И. Бэлза обращает внимание на тот факт, что именно в этой местности расположена Верона, властителем которой был покровитель и друг поэта Кан Гранде («Великий Пёс»), но он не годился на роль избавителя из-за своих «ограниченных военных и политических возможностей». Если бы кругозор самого И. Бэлзы не был ограничен XIII–XIV веками, он мог бы вспомнить и о том, что именно в Вероне состоялся в ноябре 1943 года учредительный съезд новообразованной Фашистской республиканской партии и был принят ее программный документ, т. н. «Веронский манифест».

Основные даты жизни Муссолини тоже колеблются «между Фельтро и Фельтро», – родился он в Романье, а за неделю до июльского переворота 1943 года в последний раз встречался с Гитлером в качестве главы итальянского правительства в Фельтре в районе Тревизо.
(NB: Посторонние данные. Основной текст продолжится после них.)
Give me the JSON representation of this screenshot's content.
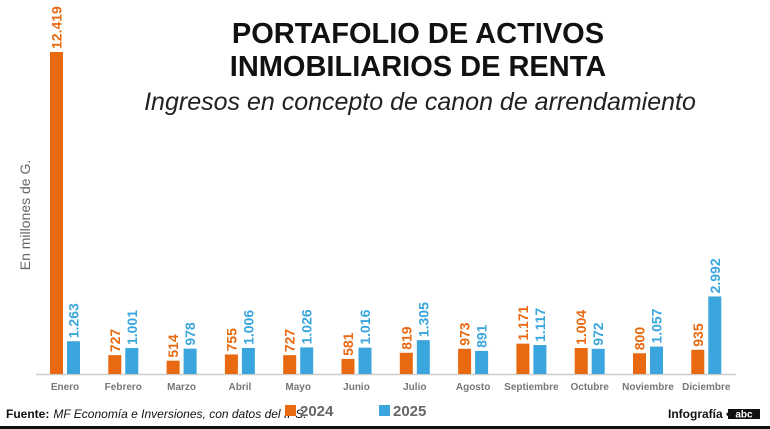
{
  "chart_data": {
    "type": "bar",
    "title": "PORTAFOLIO DE ACTIVOS INMOBILIARIOS DE RENTA",
    "title_lines": [
      "PORTAFOLIO DE ACTIVOS",
      "INMOBILIARIOS DE RENTA"
    ],
    "subtitle": "Ingresos en concepto de canon de arrendamiento",
    "ylabel": "En millones de G.",
    "xlabel": "",
    "categories": [
      "Enero",
      "Febrero",
      "Marzo",
      "Abril",
      "Mayo",
      "Junio",
      "Julio",
      "Agosto",
      "Septiembre",
      "Octubre",
      "Noviembre",
      "Diciembre"
    ],
    "series": [
      {
        "name": "2024",
        "color": "#e8690f",
        "values": [
          12419,
          727,
          514,
          755,
          727,
          581,
          819,
          973,
          1171,
          1004,
          800,
          935
        ],
        "labels": [
          "12.419",
          "727",
          "514",
          "755",
          "727",
          "581",
          "819",
          "973",
          "1.171",
          "1.004",
          "800",
          "935"
        ]
      },
      {
        "name": "2025",
        "color": "#3aa6dd",
        "values": [
          1263,
          1001,
          978,
          1006,
          1026,
          1016,
          1305,
          891,
          1117,
          972,
          1057,
          2992
        ],
        "labels": [
          "1.263",
          "1.001",
          "978",
          "1.006",
          "1.026",
          "1.016",
          "1.305",
          "891",
          "1.117",
          "972",
          "1.057",
          "2.992"
        ]
      }
    ],
    "ylim": [
      0,
      12419
    ],
    "grid": false,
    "legend_placement": "bottom"
  },
  "footer": {
    "source_label": "Fuente:",
    "source_text": "MF Economía e Inversiones, con datos del IPS.",
    "credit": "Infografía •",
    "logo_text": "abc"
  }
}
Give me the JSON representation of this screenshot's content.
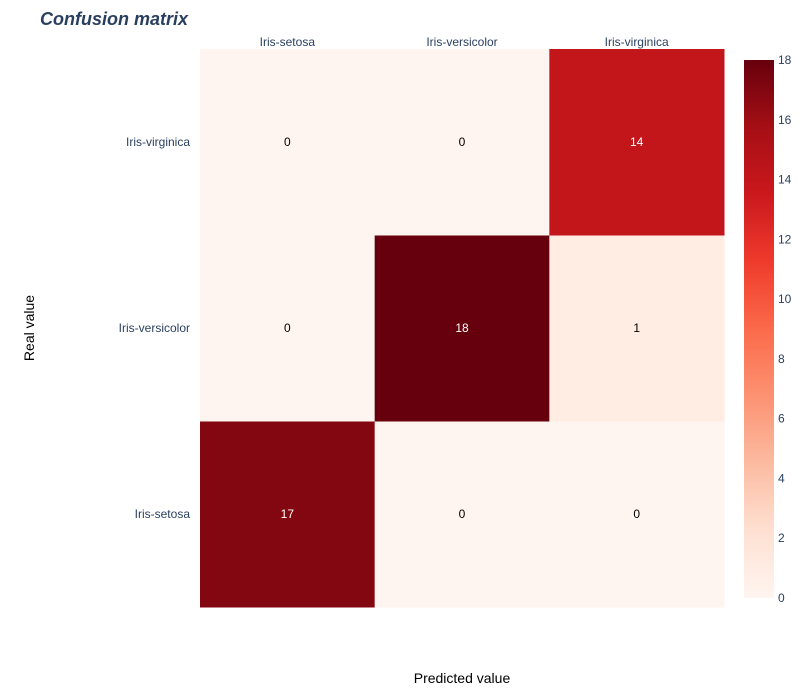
{
  "chart_data": {
    "type": "heatmap",
    "title": "Confusion matrix",
    "xlabel": "Predicted value",
    "ylabel": "Real value",
    "x_categories": [
      "Iris-setosa",
      "Iris-versicolor",
      "Iris-virginica"
    ],
    "y_categories": [
      "Iris-setosa",
      "Iris-versicolor",
      "Iris-virginica"
    ],
    "z": [
      [
        17,
        0,
        0
      ],
      [
        0,
        18,
        1
      ],
      [
        0,
        0,
        14
      ]
    ],
    "colorscale": "Reds",
    "zrange": [
      0,
      18
    ],
    "colorbar_ticks": [
      0,
      2,
      4,
      6,
      8,
      10,
      12,
      14,
      16,
      18
    ],
    "x_axis_side": "top",
    "grid": false,
    "show_values": true
  }
}
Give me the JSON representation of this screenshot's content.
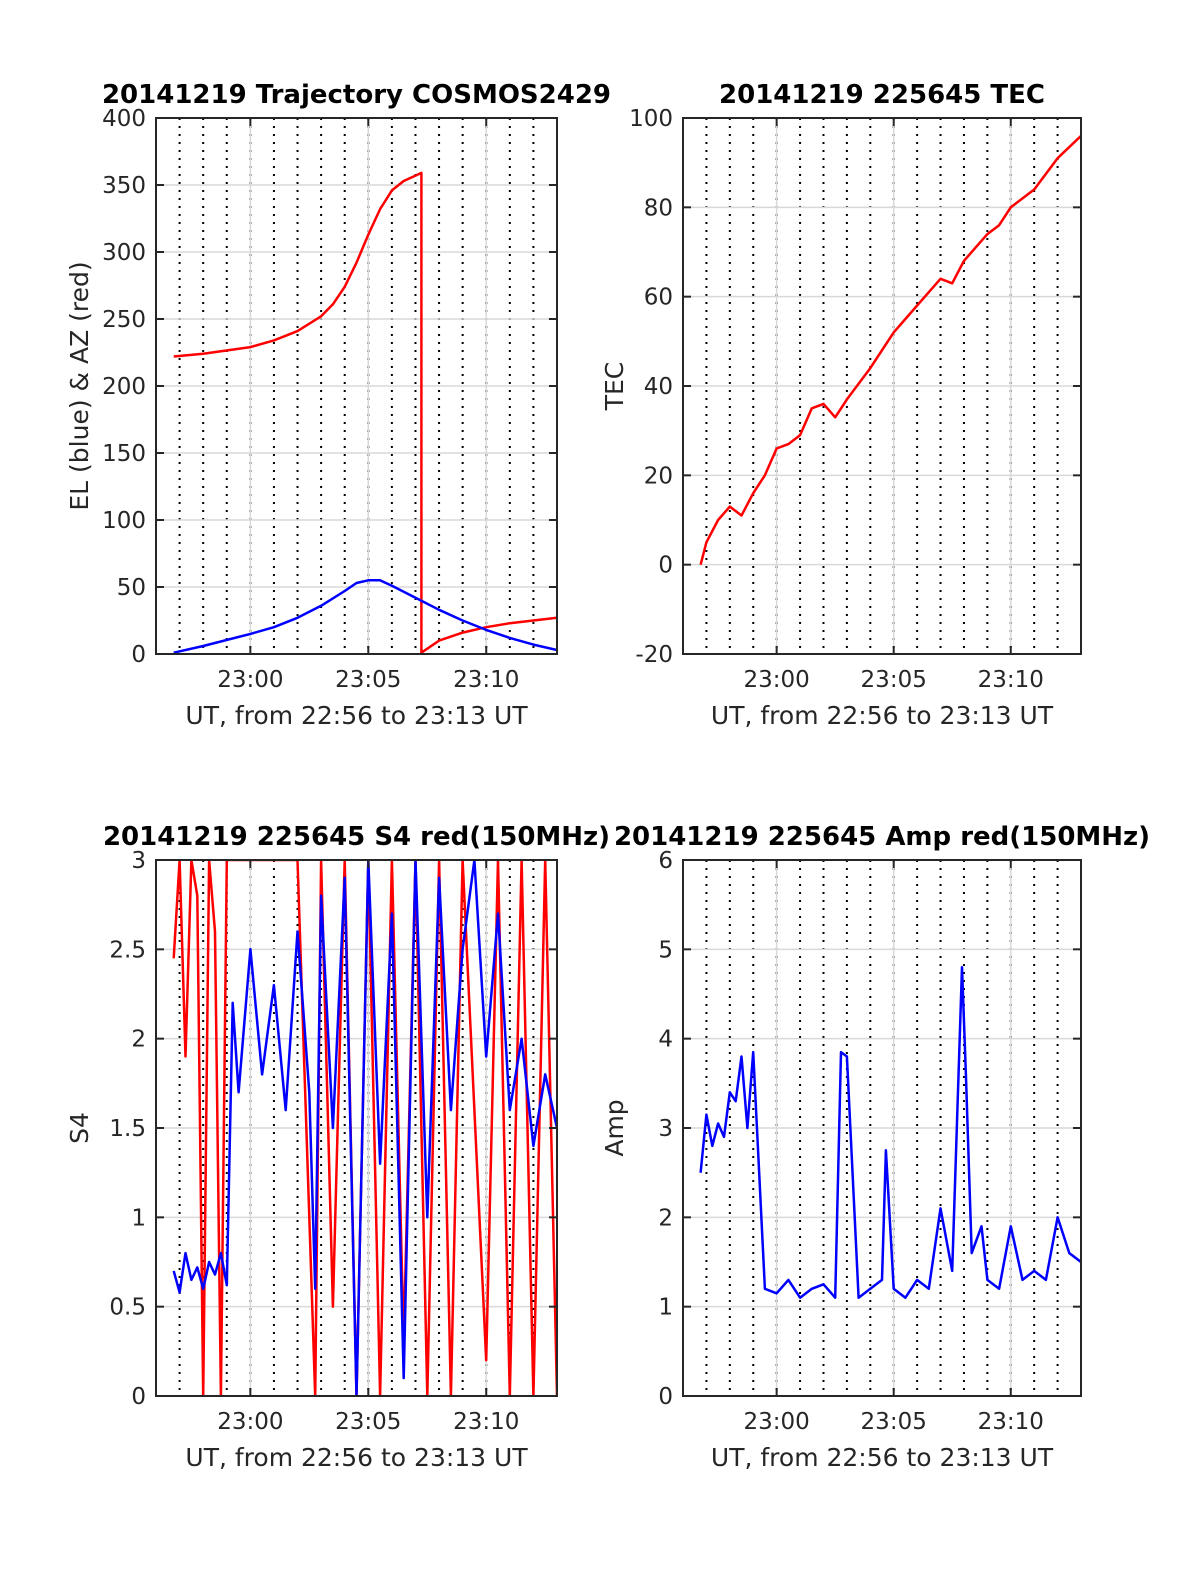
{
  "colors": {
    "red": "#ff0000",
    "blue": "#0000ff",
    "grid": "#d9d9d9",
    "axis": "#262626"
  },
  "x_axis_common": {
    "label": "UT, from 22:56 to 23:13 UT",
    "tick_labels": [
      "23:00",
      "23:05",
      "23:10"
    ]
  },
  "chart_data": [
    {
      "type": "line",
      "title": "20141219 Trajectory COSMOS2429",
      "xlabel": "UT, from 22:56 to 23:13 UT",
      "ylabel": "EL (blue) & AZ (red)",
      "xlim": [
        "22:56:00",
        "23:13:00"
      ],
      "ylim": [
        0,
        400
      ],
      "yticks": [
        0,
        50,
        100,
        150,
        200,
        250,
        300,
        350,
        400
      ],
      "xticks": [
        "23:00",
        "23:05",
        "23:10"
      ],
      "grid": true,
      "series": [
        {
          "color": "red",
          "x": [
            "22:56:45",
            "22:58:00",
            "23:00:00",
            "23:01:00",
            "23:02:00",
            "23:03:00",
            "23:03:30",
            "23:04:00",
            "23:04:30",
            "23:05:00",
            "23:05:30",
            "23:06:00",
            "23:06:30",
            "23:07:00",
            "23:07:15",
            "23:07:15",
            "23:08:00",
            "23:09:00",
            "23:10:00",
            "23:11:00",
            "23:12:00",
            "23:13:00"
          ],
          "y": [
            222,
            224,
            229,
            234,
            241,
            252,
            261,
            274,
            292,
            313,
            332,
            346,
            353,
            357,
            359,
            1,
            10,
            16,
            20,
            23,
            25,
            27
          ]
        },
        {
          "color": "blue",
          "x": [
            "22:56:45",
            "22:58:00",
            "23:00:00",
            "23:01:00",
            "23:02:00",
            "23:03:00",
            "23:04:00",
            "23:04:30",
            "23:05:00",
            "23:05:30",
            "23:06:00",
            "23:07:00",
            "23:08:00",
            "23:09:00",
            "23:10:00",
            "23:11:00",
            "23:12:00",
            "23:13:00"
          ],
          "y": [
            1,
            6,
            15,
            20,
            27,
            36,
            47,
            53,
            55,
            55,
            51,
            42,
            33,
            25,
            18,
            12,
            7,
            3
          ]
        }
      ]
    },
    {
      "type": "line",
      "title": "20141219 225645 TEC",
      "xlabel": "UT, from 22:56 to 23:13 UT",
      "ylabel": "TEC",
      "xlim": [
        "22:56:00",
        "23:13:00"
      ],
      "ylim": [
        -20,
        100
      ],
      "yticks": [
        -20,
        0,
        20,
        40,
        60,
        80,
        100
      ],
      "xticks": [
        "23:00",
        "23:05",
        "23:10"
      ],
      "grid": true,
      "series": [
        {
          "color": "red",
          "x": [
            "22:56:45",
            "22:57:00",
            "22:57:30",
            "22:58:00",
            "22:58:30",
            "22:59:00",
            "22:59:30",
            "23:00:00",
            "23:00:30",
            "23:01:00",
            "23:01:30",
            "23:02:00",
            "23:02:30",
            "23:03:00",
            "23:04:00",
            "23:05:00",
            "23:05:30",
            "23:06:00",
            "23:06:30",
            "23:07:00",
            "23:07:30",
            "23:08:00",
            "23:09:00",
            "23:09:30",
            "23:10:00",
            "23:10:30",
            "23:11:00",
            "23:12:00",
            "23:13:00"
          ],
          "y": [
            0,
            5,
            10,
            13,
            11,
            16,
            20,
            26,
            27,
            29,
            35,
            36,
            33,
            37,
            44,
            52,
            55,
            58,
            61,
            64,
            63,
            68,
            74,
            76,
            80,
            82,
            84,
            91,
            96
          ]
        }
      ]
    },
    {
      "type": "line",
      "title": "20141219 225645 S4 red(150MHz)",
      "xlabel": "UT, from 22:56 to 23:13 UT",
      "ylabel": "S4",
      "xlim": [
        "22:56:00",
        "23:13:00"
      ],
      "ylim": [
        0,
        3
      ],
      "yticks": [
        0,
        0.5,
        1,
        1.5,
        2,
        2.5,
        3
      ],
      "xticks": [
        "23:00",
        "23:05",
        "23:10"
      ],
      "grid": true,
      "series": [
        {
          "color": "red",
          "x": [
            "22:56:45",
            "22:57:00",
            "22:57:15",
            "22:57:30",
            "22:57:45",
            "22:58:00",
            "22:58:15",
            "22:58:30",
            "22:58:45",
            "22:59:00",
            "22:59:30",
            "23:00:00",
            "23:01:00",
            "23:02:00",
            "23:02:45",
            "23:03:00",
            "23:03:30",
            "23:04:00",
            "23:04:30",
            "23:05:00",
            "23:05:30",
            "23:06:00",
            "23:06:30",
            "23:07:00",
            "23:07:30",
            "23:08:00",
            "23:08:30",
            "23:09:00",
            "23:10:00",
            "23:10:30",
            "23:11:00",
            "23:11:30",
            "23:12:00",
            "23:12:30",
            "23:13:00"
          ],
          "y": [
            2.45,
            3.0,
            1.9,
            3.0,
            2.8,
            0.0,
            3.0,
            2.6,
            0.0,
            3.0,
            3.0,
            3.0,
            3.0,
            3.0,
            0.0,
            3.0,
            0.5,
            3.0,
            0.0,
            3.0,
            0.0,
            3.0,
            0.3,
            3.0,
            0.0,
            3.0,
            0.0,
            3.0,
            0.2,
            3.0,
            0.0,
            3.0,
            0.0,
            3.0,
            0.0
          ]
        },
        {
          "color": "blue",
          "x": [
            "22:56:45",
            "22:57:00",
            "22:57:15",
            "22:57:30",
            "22:57:45",
            "22:58:00",
            "22:58:15",
            "22:58:30",
            "22:58:45",
            "22:59:00",
            "22:59:15",
            "22:59:30",
            "23:00:00",
            "23:00:30",
            "23:01:00",
            "23:01:30",
            "23:02:00",
            "23:02:30",
            "23:02:45",
            "23:03:00",
            "23:03:30",
            "23:04:00",
            "23:04:30",
            "23:05:00",
            "23:05:30",
            "23:06:00",
            "23:06:30",
            "23:07:00",
            "23:07:30",
            "23:08:00",
            "23:08:30",
            "23:09:00",
            "23:09:30",
            "23:10:00",
            "23:10:30",
            "23:11:00",
            "23:11:30",
            "23:12:00",
            "23:12:30",
            "23:13:00"
          ],
          "y": [
            0.7,
            0.58,
            0.8,
            0.65,
            0.72,
            0.6,
            0.75,
            0.68,
            0.8,
            0.62,
            2.2,
            1.7,
            2.5,
            1.8,
            2.3,
            1.6,
            2.6,
            1.7,
            0.6,
            2.8,
            1.5,
            2.9,
            0.0,
            3.0,
            1.3,
            2.7,
            0.1,
            3.0,
            1.0,
            2.9,
            1.6,
            2.5,
            3.0,
            1.9,
            2.7,
            1.6,
            2.0,
            1.4,
            1.8,
            1.5
          ]
        }
      ]
    },
    {
      "type": "line",
      "title": "20141219 225645 Amp red(150MHz)",
      "xlabel": "UT, from 22:56 to 23:13 UT",
      "ylabel": "Amp",
      "xlim": [
        "22:56:00",
        "23:13:00"
      ],
      "ylim": [
        0,
        6
      ],
      "yticks": [
        0,
        1,
        2,
        3,
        4,
        5,
        6
      ],
      "xticks": [
        "23:00",
        "23:05",
        "23:10"
      ],
      "grid": true,
      "series": [
        {
          "color": "blue",
          "x": [
            "22:56:45",
            "22:57:00",
            "22:57:15",
            "22:57:30",
            "22:57:45",
            "22:58:00",
            "22:58:15",
            "22:58:30",
            "22:58:45",
            "22:59:00",
            "22:59:30",
            "23:00:00",
            "23:00:30",
            "23:01:00",
            "23:01:30",
            "23:02:00",
            "23:02:30",
            "23:02:45",
            "23:03:00",
            "23:03:30",
            "23:04:00",
            "23:04:30",
            "23:04:40",
            "23:05:00",
            "23:05:30",
            "23:06:00",
            "23:06:30",
            "23:07:00",
            "23:07:30",
            "23:07:55",
            "23:08:05",
            "23:08:20",
            "23:08:45",
            "23:09:00",
            "23:09:30",
            "23:10:00",
            "23:10:30",
            "23:11:00",
            "23:11:30",
            "23:12:00",
            "23:12:30",
            "23:13:00"
          ],
          "y": [
            2.5,
            3.15,
            2.8,
            3.05,
            2.9,
            3.4,
            3.3,
            3.8,
            3.0,
            3.85,
            1.2,
            1.15,
            1.3,
            1.1,
            1.2,
            1.25,
            1.1,
            3.85,
            3.8,
            1.1,
            1.2,
            1.3,
            2.75,
            1.2,
            1.1,
            1.3,
            1.2,
            2.1,
            1.4,
            4.8,
            3.6,
            1.6,
            1.9,
            1.3,
            1.2,
            1.9,
            1.3,
            1.4,
            1.3,
            2.0,
            1.6,
            1.5
          ]
        }
      ]
    }
  ]
}
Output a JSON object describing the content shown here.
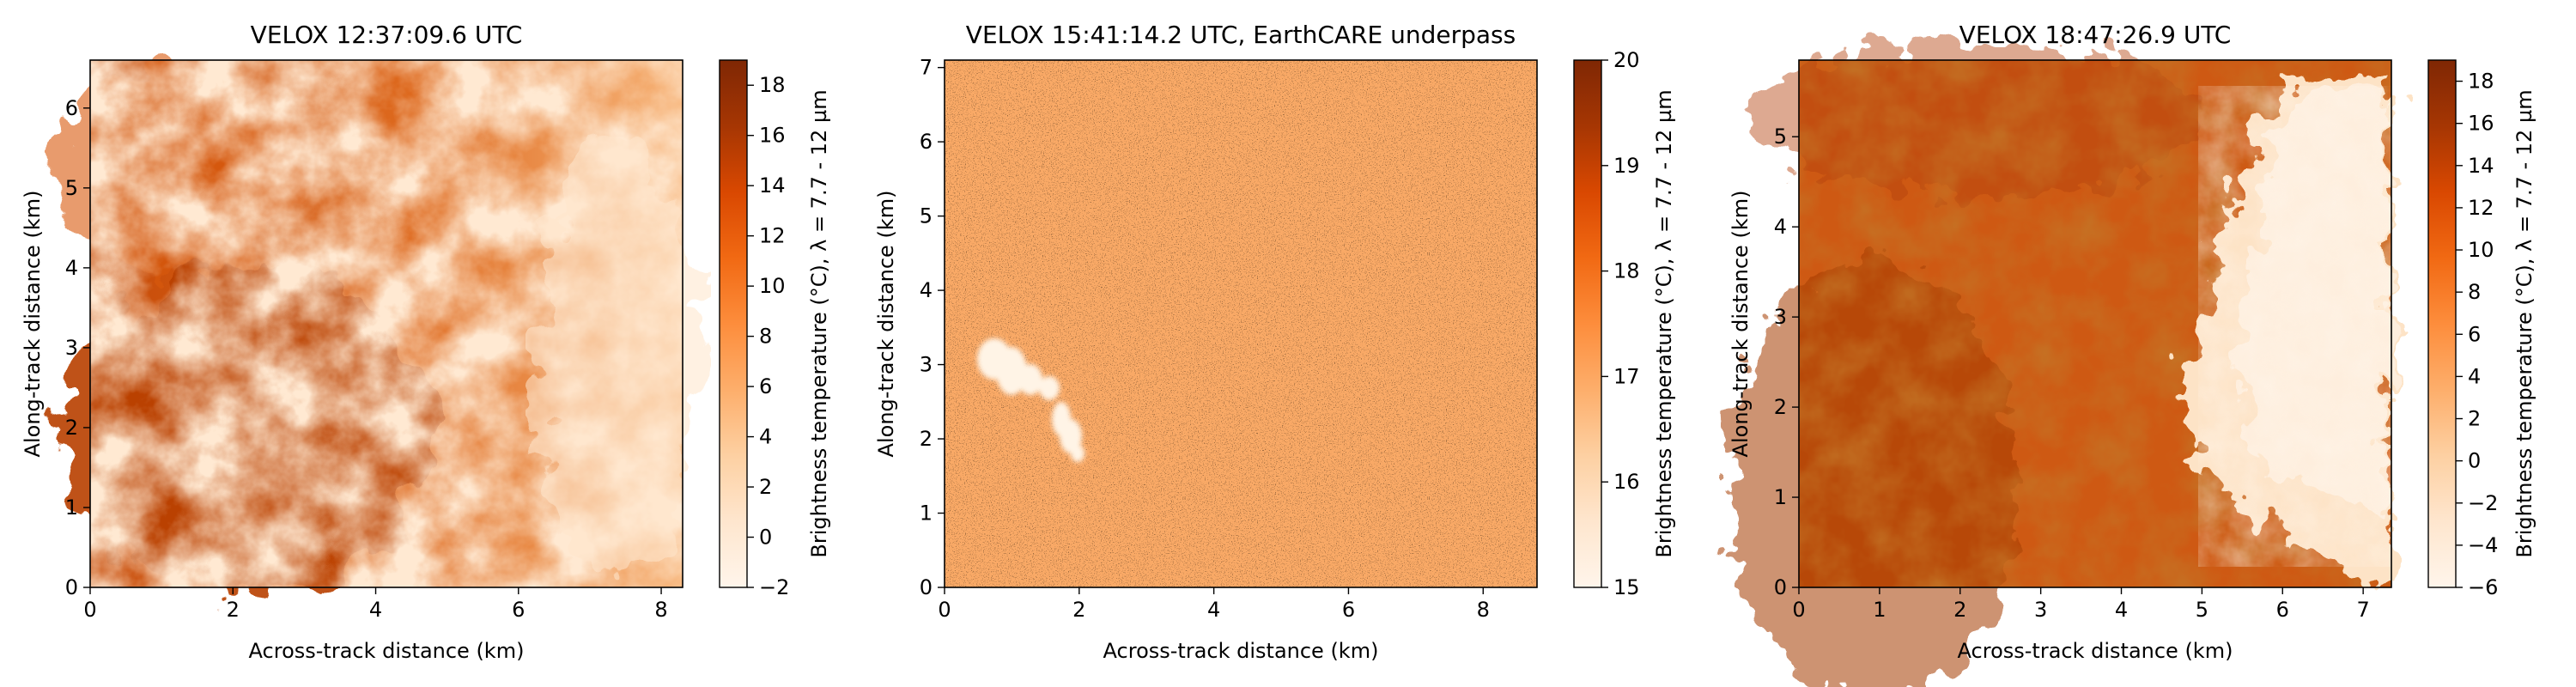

Кан Гранде, покровителя Данте, восхваляет в «Комедии» и Каччагвида, однако, затем он предупреждает Данте:

 
«но ты молчи… – и тут он мне открыл
Невероятное для очевидца».
 
(«Рай», XVII, 92–93)

Р. И. Хлодовский в статье «Гуманизм Данте» в тех же «Дантовских чтениях» 1979 года пишет: «Основываясь на этом, некоторые историки итальянской литературы считали, что Данте связывал с правительством Вероны те же надежды, которые он до этого возлагал на Генриха VII; что Пёс, о котором говорит Вергилий в начале «Комедии», это и есть Великий Пёс – Кан Гранде». Вряд ли это так». Это действительно не так, почему, объяснил И. Бэлза, но нельзя отнести это пророчество и к тем решительным людям, которые в 1943 году созвали съезд в Вероне и провозгласили «Веронский Манифест». Они действительно изгнали Волчицу, но ненадолго, а у Данте говорилось о Спасителе во всемирно-историческом значении, в каком этим титулом награждают Христа.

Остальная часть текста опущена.